Online fault mapping means no shocks for electricity customers

Utility firm Central Networks has launched a live network map on its website to improve the transparency of operations to its 4.9 million customers.

Utility firm Central Networks has launched a live network map on its website to improve the transparency of operations to its 4.9 million customers.

The live network map allows users to view constantly updated information on the performance of the electricity supply.

The map shows when a power service is interrupted, the cause of the problem and the estimated time of restoration, as well as listing planned and unplanned power interruptions by county.

"The development represents an important step forward in the UK electricity industry and offers customers accessible real-time information in an open and transparent way for the first time," said a spokesman for Central Networks.

"You could be at work when the power goes off at home, and you can check the status through the web. Or, if at home, a customer could phone somebody else to check the status of the problem online."

Central Networks said customers could phone up to receive the same information, and that the online network map was intended to be an additional source of information.

The utility company developed the system in-house as a three-tier application, with a front-end web application, a middle-tier web ­service proxy and an end tier comprising a web service-based interface.

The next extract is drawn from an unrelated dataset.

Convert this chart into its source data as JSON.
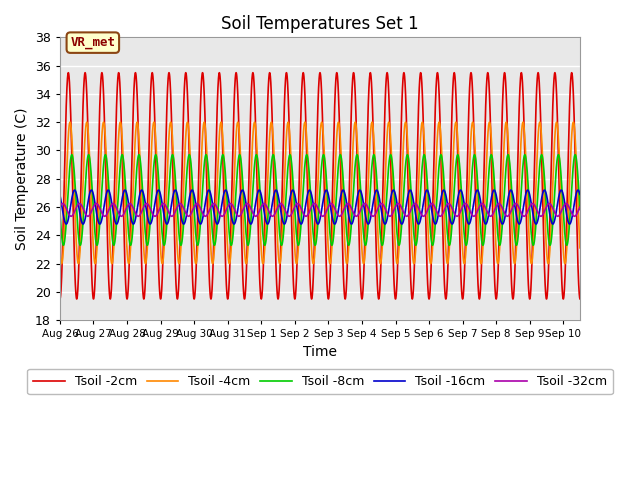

All the applications are written in Microsoft C# .net and run on Windows Server 2003. The system links into the company's two key control systems, run by GE Harris and Thales, and is based on Oracle databases.

Data is extracted from these every five minutes and is provided to the web service data interface for customers to view online.

The technology was first introduced by Swedish energy company E.ON Nordic, which runs a similar application for its one million customers.

"The system was originally written in Javascript for a proof of concept, but had to be migrated to C# .net for deployment to our external web servers. It had to comply with the company's strict security policy as it was going to be visible on the world wide web," said Central Networks.